Hello all!
For fun, I picked up an old Ascorlight 444 unit.
Anybody out there that can give me some info about the unit? What voltage battery it took etc?
Hello all!
For fun, I picked up an old Ascorlight 444 unit.
Anybody out there that can give me some info about the unit? What voltage battery it took etc?
"I would like to see Paris before I die... Philadelphia will do..."
I briefly owned one back in the late 1970's. As I recall, the battery is 6 volts. It was several Ni-Cad's in a rectangular plastic housing. As I recall, it's a 200 watt second output.
I was a young engineer working on the project for Berkey Technical Corp. Berkey bought many smaller photographic manufacturing companies including the American Speedlight Corp in NYC. Berkey Tech was located in Queens County NYC.
The 444 used 4 nickel cadmium F cells wired in series. The cells were placed in a rectangular removable plastic case. The case itself was sealed. The circuit used to charge the capacitors in the unit to 475VDC was a chopped transformer coupled fly-back inverter. The circuits had all solid state transistors. The unit had a low recycle time primarily because the nicads could supply a very large peak current. There was an auto-cutoff sensor to turn off the inverter when power reached full charge. The trigger circuit excited an silicon controlled rectifier (SCR) which provided the path to discharge the capacitors through the xenon flash tube. Our chief engineer was a very bight person who studied under Dr. Harold Edgerton, (the inventor of the electronic flash) at M.I.T.
Lucky me! I was one of the test studios way back when for the 444 and it was a neat unit. Unfortunately it also required a lot of service calls, at least the 3 or 4 units I had. Almost every month I would bundle them up, along with a couple from other studios near me, and drive them out to Berkey for service. But when they worked they were very good.

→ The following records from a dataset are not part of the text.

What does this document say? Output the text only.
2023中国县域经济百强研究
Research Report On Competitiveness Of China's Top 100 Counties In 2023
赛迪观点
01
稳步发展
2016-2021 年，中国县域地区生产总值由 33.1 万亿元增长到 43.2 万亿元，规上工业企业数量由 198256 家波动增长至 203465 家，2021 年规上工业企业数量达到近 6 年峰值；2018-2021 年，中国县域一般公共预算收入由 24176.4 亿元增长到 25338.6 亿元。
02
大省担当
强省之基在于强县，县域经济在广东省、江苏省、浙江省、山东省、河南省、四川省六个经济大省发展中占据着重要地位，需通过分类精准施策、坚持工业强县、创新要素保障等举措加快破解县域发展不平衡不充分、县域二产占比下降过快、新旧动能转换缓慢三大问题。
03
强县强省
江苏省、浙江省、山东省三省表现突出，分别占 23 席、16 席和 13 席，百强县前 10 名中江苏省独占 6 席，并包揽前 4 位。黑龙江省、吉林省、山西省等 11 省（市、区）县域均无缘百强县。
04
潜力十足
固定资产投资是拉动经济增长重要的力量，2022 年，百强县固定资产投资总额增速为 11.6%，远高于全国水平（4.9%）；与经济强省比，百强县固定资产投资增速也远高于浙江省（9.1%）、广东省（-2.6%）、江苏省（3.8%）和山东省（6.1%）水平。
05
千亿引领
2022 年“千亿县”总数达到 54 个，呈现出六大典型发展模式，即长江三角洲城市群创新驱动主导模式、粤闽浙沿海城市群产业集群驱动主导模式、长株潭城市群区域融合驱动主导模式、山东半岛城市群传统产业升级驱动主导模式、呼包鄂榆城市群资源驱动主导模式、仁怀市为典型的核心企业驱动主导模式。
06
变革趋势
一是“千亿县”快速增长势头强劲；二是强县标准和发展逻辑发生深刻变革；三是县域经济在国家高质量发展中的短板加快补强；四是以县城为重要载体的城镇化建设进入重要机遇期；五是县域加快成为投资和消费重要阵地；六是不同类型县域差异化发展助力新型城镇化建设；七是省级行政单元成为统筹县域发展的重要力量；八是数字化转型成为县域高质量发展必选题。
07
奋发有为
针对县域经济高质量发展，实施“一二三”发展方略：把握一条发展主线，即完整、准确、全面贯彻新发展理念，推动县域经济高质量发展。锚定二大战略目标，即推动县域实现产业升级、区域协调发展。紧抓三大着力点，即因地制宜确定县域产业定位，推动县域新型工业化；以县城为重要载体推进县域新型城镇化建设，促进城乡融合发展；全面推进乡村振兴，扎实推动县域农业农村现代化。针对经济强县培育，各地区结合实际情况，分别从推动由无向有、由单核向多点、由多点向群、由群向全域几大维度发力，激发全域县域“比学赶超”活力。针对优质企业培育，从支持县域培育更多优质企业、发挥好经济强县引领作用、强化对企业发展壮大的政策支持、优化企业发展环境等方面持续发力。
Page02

Negatives about the design were non-UV coated flash tubes so things could change color and some flash duration problems.
Hello, Berkey Fellow;
I was just given most of an Ascorlight-444 from the estate of an old friend, Larry Sanchez, who had passed 23 years ago; they just got those photog items from storage, and this was among the items not broken in shipping, stolen by caretaker, or donated to a school for tax reasons. I can't test it, unfortunately, for the battery charger was no longer with it. Is the circuit for the charger available? I used to make my own power supplies back in the tube and linear transistor amplifiers days, and suspect that I could make one if I can't find a really cheap working one to test this unit and see if I can use it with the Linhof 4X5 also from Larry. My other 4X5 is a B&J press. Any leads, ideas? Thanks in advance, if you can.